Stitt, 49, the wealthy former head of a Jenks-based mortgage company, raised about $5.4 million, nearly 20 times as much as his three GOP primary opponents combined, and is a heavy favorite to advance. But the first-term governor was also forced to spend heavily on advertising to counter millions of dollars in dark-money attack ads that painted him as soft on crime.
His Republican primary opponents include the head of the Oklahoma Department of Veterans Affairs Joel Kintsel, 46, political unknown Moira McCabe, 40, and former Tulsa police officer Mark Sherwood, 57, a naturopathic doctor.
Polls across the state are open Tuesday from 7 am to 7 pm
Stitt took strong positions on hot-button issues important to conservatives during his first term in office, signing into law one of the nation’s strictest abortion bans in May, expanding access to firearms and overseeing a return of the death penalty after a nearly seven-year hiatus
On the campaign stump, Stitt focused on what he called “Oklahoma’s Turnaround” and emphasized the state’s low unemployment and rebounding economy, including more than $2 billion that’s been socked away in state savings accounts. Even after four years in office, Stitt painted himself as a businessman and political outsider in the mold of former President Donald Trump.

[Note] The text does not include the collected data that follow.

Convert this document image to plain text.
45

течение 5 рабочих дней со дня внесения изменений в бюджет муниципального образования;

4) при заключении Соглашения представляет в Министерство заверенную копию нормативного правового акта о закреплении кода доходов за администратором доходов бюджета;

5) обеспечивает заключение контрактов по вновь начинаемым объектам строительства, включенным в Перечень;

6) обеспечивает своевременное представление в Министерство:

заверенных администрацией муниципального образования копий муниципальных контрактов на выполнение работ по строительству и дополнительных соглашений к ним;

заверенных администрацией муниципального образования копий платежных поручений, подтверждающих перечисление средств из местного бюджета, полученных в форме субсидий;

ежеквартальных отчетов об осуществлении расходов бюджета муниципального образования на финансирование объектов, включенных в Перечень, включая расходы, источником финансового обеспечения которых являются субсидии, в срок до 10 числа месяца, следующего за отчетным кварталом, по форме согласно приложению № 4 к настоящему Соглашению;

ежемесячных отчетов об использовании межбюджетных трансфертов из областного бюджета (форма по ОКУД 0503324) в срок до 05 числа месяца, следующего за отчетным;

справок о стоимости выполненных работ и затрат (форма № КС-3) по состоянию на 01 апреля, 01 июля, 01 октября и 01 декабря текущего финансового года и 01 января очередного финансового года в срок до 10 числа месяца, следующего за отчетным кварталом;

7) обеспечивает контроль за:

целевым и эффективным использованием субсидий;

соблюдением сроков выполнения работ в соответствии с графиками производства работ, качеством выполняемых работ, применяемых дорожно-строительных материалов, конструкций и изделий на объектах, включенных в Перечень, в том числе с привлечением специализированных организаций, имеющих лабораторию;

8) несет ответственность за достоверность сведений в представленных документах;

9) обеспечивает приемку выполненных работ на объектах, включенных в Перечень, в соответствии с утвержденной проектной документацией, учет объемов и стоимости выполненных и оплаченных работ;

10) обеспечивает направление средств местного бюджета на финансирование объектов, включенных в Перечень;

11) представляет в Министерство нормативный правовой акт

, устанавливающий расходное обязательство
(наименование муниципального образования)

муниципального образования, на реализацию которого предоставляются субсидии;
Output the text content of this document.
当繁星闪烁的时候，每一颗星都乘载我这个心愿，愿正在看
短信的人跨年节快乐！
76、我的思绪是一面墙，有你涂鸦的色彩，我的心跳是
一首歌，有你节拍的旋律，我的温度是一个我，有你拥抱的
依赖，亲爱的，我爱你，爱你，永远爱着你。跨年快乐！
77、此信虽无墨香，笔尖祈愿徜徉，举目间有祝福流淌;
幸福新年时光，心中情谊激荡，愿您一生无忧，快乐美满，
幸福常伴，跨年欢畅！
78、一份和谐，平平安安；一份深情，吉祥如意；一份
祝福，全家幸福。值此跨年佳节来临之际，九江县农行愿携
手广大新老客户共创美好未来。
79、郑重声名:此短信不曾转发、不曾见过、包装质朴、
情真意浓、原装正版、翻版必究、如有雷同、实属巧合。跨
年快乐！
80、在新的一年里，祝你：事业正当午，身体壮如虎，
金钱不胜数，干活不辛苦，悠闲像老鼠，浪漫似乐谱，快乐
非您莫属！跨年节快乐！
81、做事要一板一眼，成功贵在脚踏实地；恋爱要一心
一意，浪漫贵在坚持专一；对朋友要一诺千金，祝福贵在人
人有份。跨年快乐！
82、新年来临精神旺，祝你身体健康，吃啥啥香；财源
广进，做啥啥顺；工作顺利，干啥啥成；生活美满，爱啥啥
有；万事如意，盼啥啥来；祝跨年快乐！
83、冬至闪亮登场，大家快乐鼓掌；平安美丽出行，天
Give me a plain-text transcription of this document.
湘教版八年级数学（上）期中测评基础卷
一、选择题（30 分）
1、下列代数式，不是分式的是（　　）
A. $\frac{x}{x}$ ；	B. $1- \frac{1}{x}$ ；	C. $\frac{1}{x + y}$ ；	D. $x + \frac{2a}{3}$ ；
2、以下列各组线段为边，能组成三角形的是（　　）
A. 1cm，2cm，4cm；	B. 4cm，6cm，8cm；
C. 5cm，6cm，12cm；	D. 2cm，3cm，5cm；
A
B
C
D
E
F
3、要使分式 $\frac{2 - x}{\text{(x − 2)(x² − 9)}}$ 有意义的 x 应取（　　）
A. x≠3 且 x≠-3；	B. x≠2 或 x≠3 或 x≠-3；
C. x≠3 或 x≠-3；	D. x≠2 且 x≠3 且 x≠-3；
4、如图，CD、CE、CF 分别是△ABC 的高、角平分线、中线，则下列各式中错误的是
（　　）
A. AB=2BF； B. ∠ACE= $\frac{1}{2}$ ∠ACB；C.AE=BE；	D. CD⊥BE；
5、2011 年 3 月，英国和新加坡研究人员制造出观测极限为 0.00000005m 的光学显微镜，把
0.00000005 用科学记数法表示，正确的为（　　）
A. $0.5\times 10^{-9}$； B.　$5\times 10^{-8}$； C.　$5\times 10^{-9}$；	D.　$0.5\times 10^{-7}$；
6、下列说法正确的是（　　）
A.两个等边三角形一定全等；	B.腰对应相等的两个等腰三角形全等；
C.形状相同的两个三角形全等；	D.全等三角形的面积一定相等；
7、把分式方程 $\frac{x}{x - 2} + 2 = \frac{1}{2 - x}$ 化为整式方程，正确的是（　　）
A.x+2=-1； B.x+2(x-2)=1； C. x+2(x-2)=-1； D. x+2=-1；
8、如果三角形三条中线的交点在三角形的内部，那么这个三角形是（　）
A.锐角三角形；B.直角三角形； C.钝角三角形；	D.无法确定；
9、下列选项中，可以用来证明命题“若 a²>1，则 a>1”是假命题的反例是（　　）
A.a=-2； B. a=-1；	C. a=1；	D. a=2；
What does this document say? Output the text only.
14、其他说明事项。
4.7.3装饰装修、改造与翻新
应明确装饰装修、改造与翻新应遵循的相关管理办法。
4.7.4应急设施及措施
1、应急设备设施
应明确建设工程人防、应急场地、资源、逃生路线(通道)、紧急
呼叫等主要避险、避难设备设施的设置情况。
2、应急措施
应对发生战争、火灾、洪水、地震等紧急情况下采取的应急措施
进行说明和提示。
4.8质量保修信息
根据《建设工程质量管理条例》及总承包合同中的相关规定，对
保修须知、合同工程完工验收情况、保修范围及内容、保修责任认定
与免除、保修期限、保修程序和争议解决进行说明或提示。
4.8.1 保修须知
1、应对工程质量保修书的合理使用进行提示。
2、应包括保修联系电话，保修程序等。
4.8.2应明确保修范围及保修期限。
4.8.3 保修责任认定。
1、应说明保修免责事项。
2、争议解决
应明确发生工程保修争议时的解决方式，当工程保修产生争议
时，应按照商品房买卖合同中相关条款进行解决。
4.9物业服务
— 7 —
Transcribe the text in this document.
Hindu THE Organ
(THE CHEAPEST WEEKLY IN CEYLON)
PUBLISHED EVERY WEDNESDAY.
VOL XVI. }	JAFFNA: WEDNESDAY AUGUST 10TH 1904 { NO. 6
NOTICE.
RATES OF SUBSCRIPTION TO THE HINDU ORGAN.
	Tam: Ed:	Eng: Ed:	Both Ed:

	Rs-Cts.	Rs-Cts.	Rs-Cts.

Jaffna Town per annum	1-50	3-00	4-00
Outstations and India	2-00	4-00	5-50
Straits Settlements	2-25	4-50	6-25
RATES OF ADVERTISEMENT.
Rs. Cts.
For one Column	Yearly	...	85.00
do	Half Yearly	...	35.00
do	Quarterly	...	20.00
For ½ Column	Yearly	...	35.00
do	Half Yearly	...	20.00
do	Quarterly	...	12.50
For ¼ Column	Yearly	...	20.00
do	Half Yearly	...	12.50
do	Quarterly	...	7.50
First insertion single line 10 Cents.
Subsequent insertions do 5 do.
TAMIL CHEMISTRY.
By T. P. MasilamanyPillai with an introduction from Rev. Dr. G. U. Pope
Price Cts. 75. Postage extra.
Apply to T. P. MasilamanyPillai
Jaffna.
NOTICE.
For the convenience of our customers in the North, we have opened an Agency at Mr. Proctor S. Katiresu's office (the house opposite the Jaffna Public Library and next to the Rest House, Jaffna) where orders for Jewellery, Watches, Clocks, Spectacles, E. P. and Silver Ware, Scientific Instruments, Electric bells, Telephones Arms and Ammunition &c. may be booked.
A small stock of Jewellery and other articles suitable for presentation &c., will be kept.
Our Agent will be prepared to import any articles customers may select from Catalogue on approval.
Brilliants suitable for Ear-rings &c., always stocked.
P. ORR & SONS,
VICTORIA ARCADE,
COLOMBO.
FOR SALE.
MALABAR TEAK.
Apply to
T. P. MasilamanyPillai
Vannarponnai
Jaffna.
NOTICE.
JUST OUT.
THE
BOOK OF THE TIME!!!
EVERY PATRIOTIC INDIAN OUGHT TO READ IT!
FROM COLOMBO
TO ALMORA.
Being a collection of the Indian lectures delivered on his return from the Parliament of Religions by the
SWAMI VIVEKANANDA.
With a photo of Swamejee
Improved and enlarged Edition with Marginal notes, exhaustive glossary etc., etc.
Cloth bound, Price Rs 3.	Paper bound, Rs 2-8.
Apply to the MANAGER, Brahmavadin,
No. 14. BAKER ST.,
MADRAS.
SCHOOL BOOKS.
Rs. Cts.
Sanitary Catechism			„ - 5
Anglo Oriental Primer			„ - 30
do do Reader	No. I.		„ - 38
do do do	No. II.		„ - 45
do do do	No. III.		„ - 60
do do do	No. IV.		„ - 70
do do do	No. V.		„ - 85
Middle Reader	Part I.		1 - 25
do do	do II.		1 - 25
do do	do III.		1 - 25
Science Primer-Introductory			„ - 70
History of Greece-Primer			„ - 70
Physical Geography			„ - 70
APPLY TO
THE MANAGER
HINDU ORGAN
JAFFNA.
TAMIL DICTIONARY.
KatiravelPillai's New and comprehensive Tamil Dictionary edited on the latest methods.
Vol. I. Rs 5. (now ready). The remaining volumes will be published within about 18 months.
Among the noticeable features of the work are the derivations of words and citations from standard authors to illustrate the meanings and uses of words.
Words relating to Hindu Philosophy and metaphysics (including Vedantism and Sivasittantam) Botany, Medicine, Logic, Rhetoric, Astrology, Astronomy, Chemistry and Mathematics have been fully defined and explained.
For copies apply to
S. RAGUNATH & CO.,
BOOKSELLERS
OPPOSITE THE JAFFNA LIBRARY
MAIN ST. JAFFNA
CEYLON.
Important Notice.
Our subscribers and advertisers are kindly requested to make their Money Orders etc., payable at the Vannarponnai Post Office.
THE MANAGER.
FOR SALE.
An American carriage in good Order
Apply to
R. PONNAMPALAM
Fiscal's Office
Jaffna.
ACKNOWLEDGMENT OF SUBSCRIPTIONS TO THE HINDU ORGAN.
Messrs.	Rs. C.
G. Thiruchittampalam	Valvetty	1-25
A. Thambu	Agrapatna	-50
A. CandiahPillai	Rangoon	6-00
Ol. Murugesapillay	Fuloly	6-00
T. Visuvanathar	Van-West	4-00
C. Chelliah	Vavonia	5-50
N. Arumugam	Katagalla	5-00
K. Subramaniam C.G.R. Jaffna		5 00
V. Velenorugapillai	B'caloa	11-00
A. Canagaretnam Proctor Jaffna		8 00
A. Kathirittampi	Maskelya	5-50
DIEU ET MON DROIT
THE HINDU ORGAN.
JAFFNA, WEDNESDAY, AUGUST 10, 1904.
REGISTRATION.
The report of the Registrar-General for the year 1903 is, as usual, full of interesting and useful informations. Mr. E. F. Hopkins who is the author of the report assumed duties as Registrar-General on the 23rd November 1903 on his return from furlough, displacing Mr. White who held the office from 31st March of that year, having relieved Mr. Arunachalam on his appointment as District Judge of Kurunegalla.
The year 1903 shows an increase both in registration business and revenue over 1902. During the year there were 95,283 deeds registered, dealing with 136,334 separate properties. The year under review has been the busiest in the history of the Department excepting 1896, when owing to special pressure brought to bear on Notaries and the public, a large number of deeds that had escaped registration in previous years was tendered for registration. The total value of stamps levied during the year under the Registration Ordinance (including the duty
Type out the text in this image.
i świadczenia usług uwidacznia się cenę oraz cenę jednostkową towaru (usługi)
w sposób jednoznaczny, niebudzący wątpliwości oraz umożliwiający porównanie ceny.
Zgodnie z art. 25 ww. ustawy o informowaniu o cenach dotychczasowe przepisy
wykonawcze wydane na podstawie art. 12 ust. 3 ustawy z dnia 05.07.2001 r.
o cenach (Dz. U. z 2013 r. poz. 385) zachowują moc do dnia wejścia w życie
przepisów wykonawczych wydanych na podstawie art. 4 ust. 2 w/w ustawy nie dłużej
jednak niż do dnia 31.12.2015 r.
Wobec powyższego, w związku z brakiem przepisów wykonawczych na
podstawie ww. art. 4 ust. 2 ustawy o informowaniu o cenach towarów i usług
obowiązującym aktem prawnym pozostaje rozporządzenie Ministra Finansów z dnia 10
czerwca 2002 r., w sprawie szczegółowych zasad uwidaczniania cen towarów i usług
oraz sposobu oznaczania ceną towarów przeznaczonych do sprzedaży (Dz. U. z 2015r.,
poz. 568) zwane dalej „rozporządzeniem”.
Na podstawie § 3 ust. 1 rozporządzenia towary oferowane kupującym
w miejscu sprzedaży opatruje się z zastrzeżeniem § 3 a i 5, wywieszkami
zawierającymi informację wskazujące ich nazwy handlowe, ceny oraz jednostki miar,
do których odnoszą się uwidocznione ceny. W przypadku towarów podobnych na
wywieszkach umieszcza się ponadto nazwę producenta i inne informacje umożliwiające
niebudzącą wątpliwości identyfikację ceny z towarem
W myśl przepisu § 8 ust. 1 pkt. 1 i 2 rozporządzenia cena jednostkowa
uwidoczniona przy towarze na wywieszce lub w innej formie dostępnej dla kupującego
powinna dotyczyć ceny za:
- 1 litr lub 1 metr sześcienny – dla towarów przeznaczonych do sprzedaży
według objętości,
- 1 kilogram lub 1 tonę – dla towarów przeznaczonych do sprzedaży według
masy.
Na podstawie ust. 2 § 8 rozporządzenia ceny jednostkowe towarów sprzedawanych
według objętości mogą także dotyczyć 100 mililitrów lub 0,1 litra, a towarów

“I was a complete outsider to politics,” Stitt said this year at the Conservative Political Action Conference in Florida. “In fact, my first ever political donation was to Donald J. Trump for president.”
On the Democratic side, Hofmeister, 57, a longtime Republican and two-term head of Oklahoma’s public schools system, announced last year she was switching parties to run against Stitt. The two had clashed over the state’s handling of COVID-19 in schools, including a prohibition on mask mandates, and Stitt’s support for a voucher plan that would divert public education funds to private schools.
Hofmeister faces longtime Oklahoma Democratic Party loyalist and former state Sen. Connie Johnson, 70, who was a leading liberal voice during her 12 years as a state legislator.
As a lifelong Republican, Hofmeister doesn’t provide as clear an alternative to Stitt as most Democrats would. She describes herself as “pro-life,” even though she says a decision on an abortion should be between a woman and her de ella doctor. Johnson, on the other hand, was a staunch supporter of abortion rights during her time in the Senate .
Hofmeister had a major fundraising advantage over Johnson, raising more than $1.1 million compared to Johnson’s $53,000. Of all the gubernatorial candidates, including Stitt, Hofmeister had the most cash on hand, about $490,000, heading into Tuesday’s primary, according to the latest campaign finance reports.
Independent Ervin Yen, an Oklahoma City anesthesiologist and former Republican state senator, and Libertarian Natalie Bruno of Edmond also will be on the November ballot.